Jarrod Saltalamacchia's game-winning hit on Opening Day seemed to carry over the Rangers' late-inning magic from last year.

David Ortiz looks like he might start this year like he did last year, which isn't good. The Red Sox hold a $12.5-million option for 2011 on Ortiz, and with the value of hitters heading down last winter, it seems like a long shot that that option will be exercised barring a return to the 50-plus homer Ortiz.

• The Tigers are expecting Austin Jackson to be an upgrade in center field over Curtis Granderson. While Tigers people aren't saying it aloud, some of them believed Granderson was slipping as a center fielder.

• It's going to be fun monitoring the Yankees' big lineup decisions day-by-day. One day after the departed Hideki Matsui and Johnny Damon each provided the go-ahead hit in their team's victories, newcomer Nick Johnson had the go-ahead walk for the Yankees in their win over rival Boston.

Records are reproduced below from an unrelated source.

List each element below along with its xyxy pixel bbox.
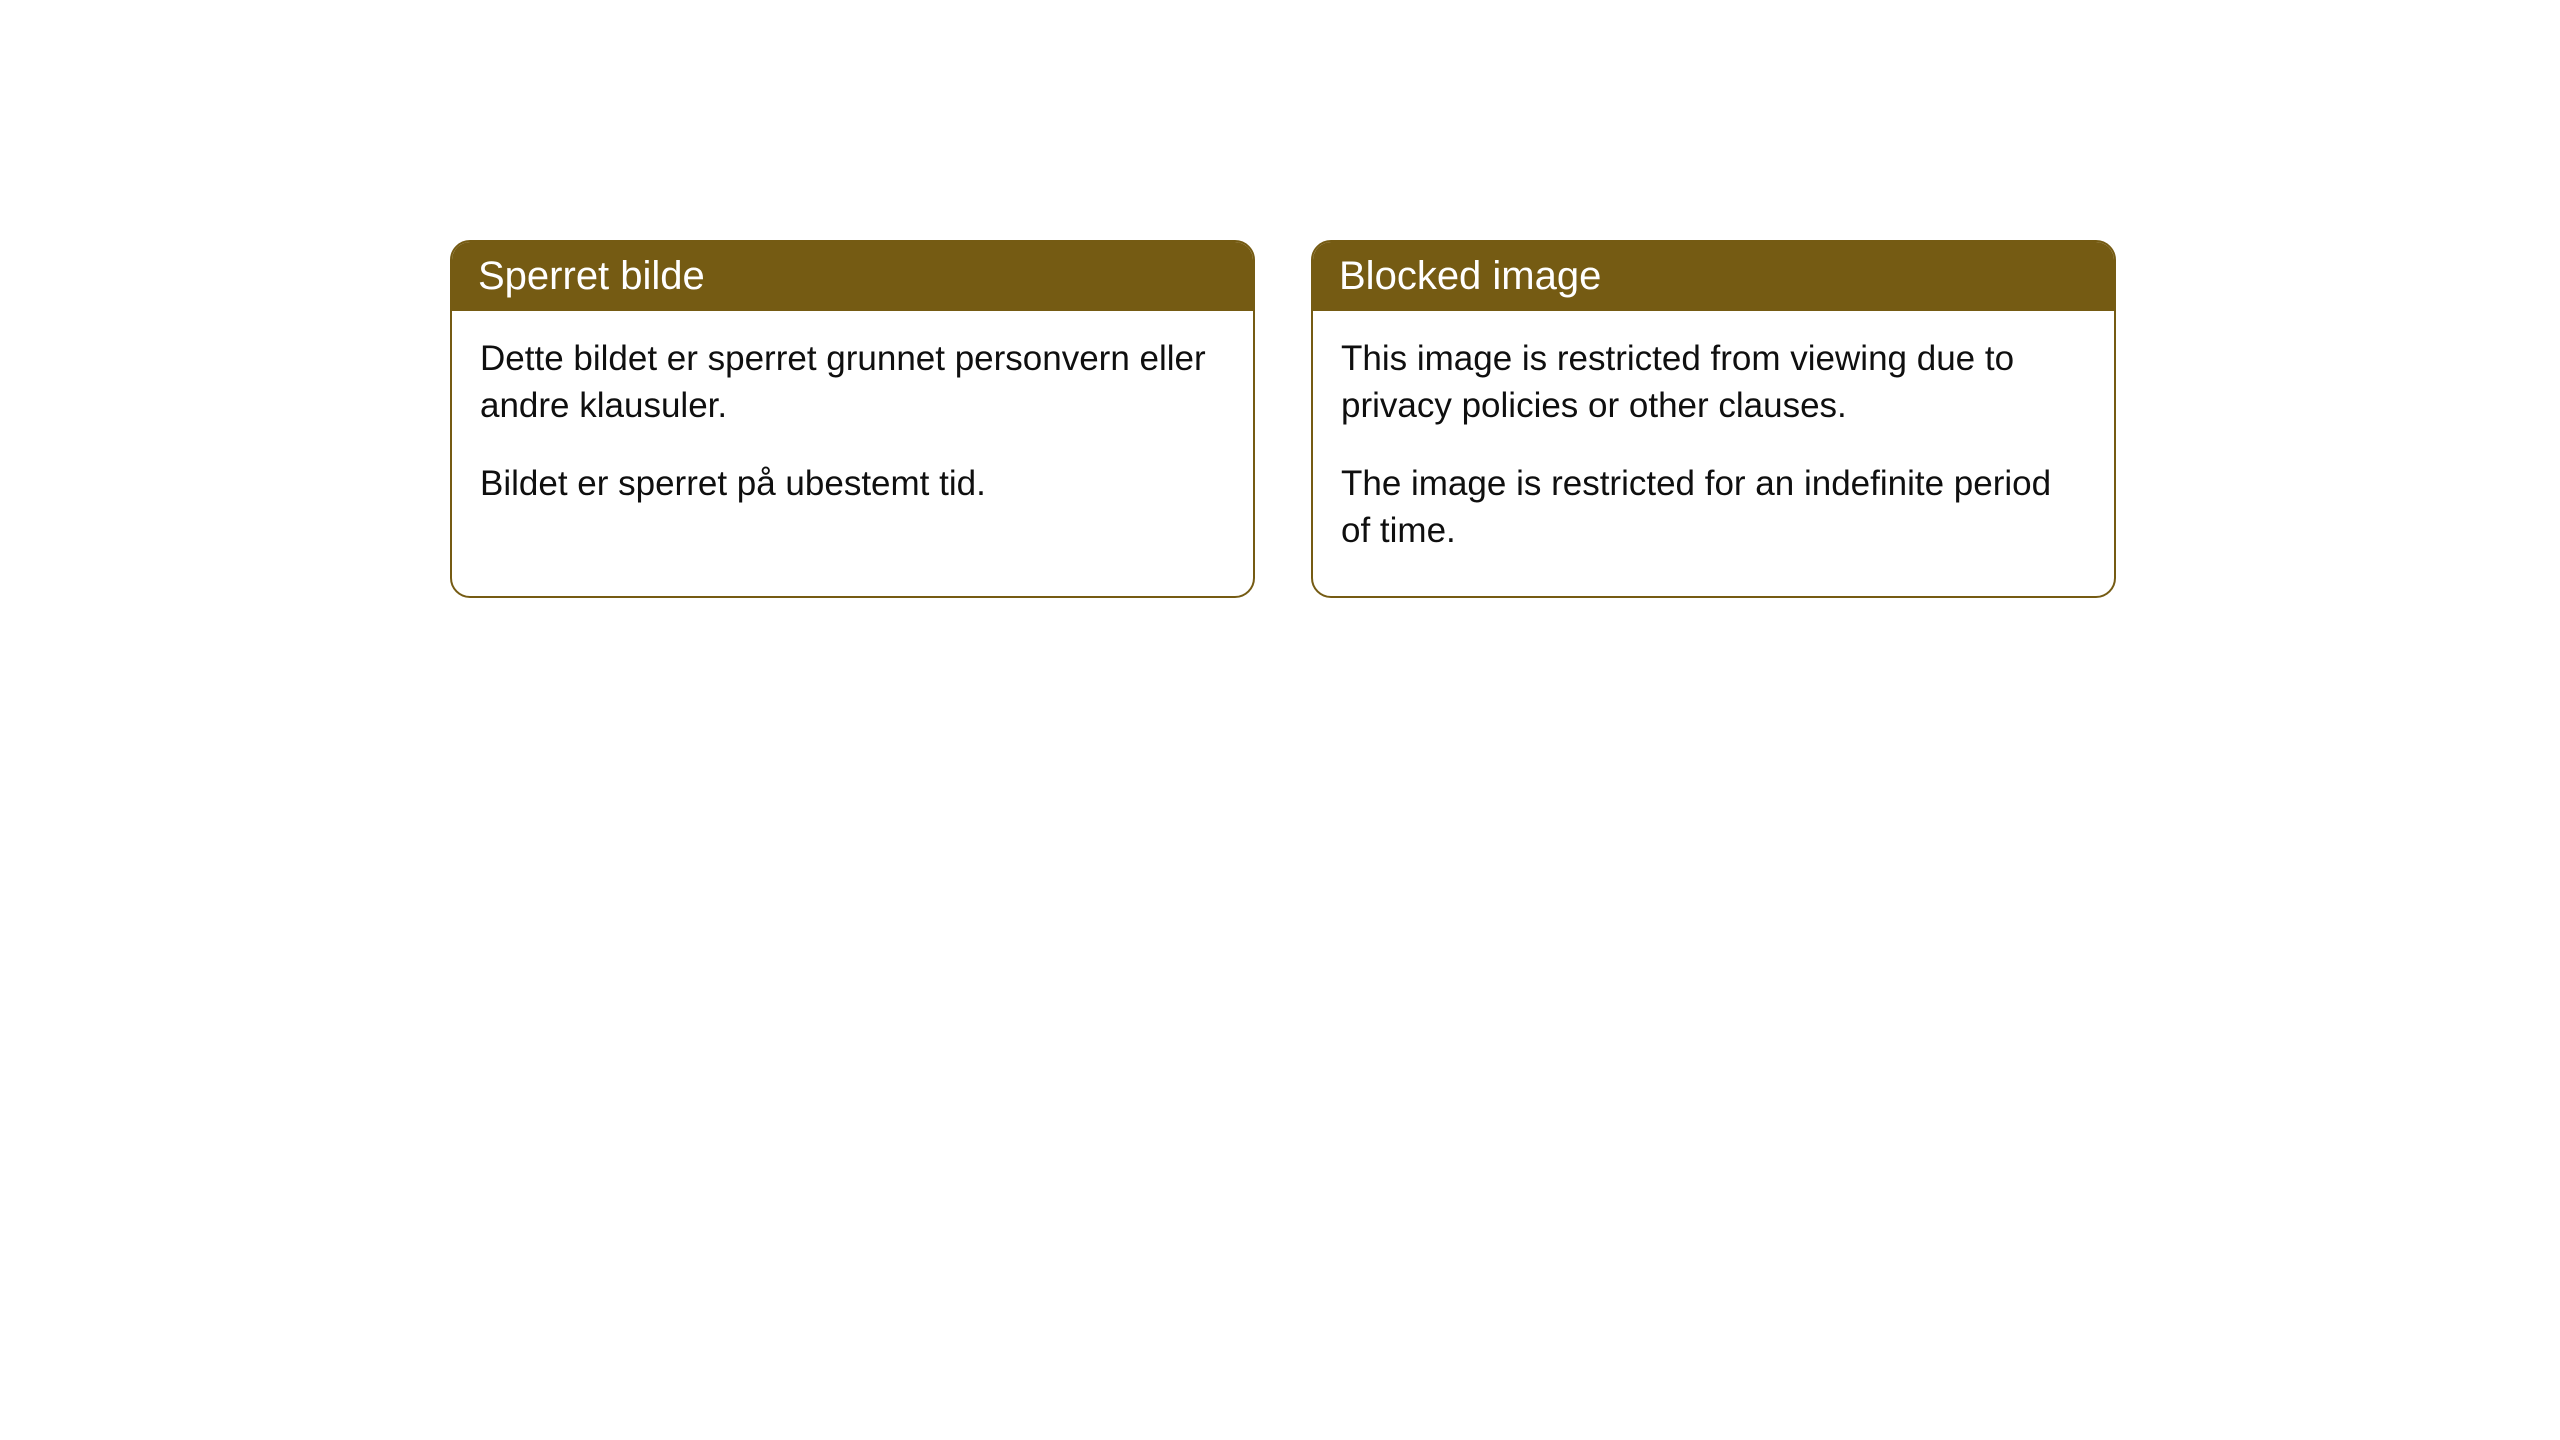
card-title: Blocked image: [1339, 254, 1601, 298]
notice-card-english: Blocked image This image is restricted f…: [1311, 240, 2116, 598]
card-body: This image is restricted from viewing du…: [1313, 311, 2114, 596]
card-paragraph: Dette bildet er sperret grunnet personve…: [480, 335, 1225, 430]
card-body: Dette bildet er sperret grunnet personve…: [452, 311, 1253, 549]
notice-card-norwegian: Sperret bilde Dette bildet er sperret gr…: [450, 240, 1255, 598]
card-paragraph: Bildet er sperret på ubestemt tid.: [480, 460, 1225, 507]
card-paragraph: This image is restricted from viewing du…: [1341, 335, 2086, 430]
card-title: Sperret bilde: [478, 254, 705, 298]
card-header: Sperret bilde: [452, 242, 1253, 311]
card-paragraph: The image is restricted for an indefinit…: [1341, 460, 2086, 555]
card-header: Blocked image: [1313, 242, 2114, 311]
notice-container: Sperret bilde Dette bildet er sperret gr…: [0, 0, 2560, 598]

Johnson is 0-for-5 on the year, but his four walks give him a .500 on-base percentage, which is what the Yankees were looking for when they re-acquired him in the offseason.

• Congratulations to Pat Courtney, who was promoted to senior VP of public relations for MLB. He will take over leadership of the department for retiring Rich Levin, who is staying through the season.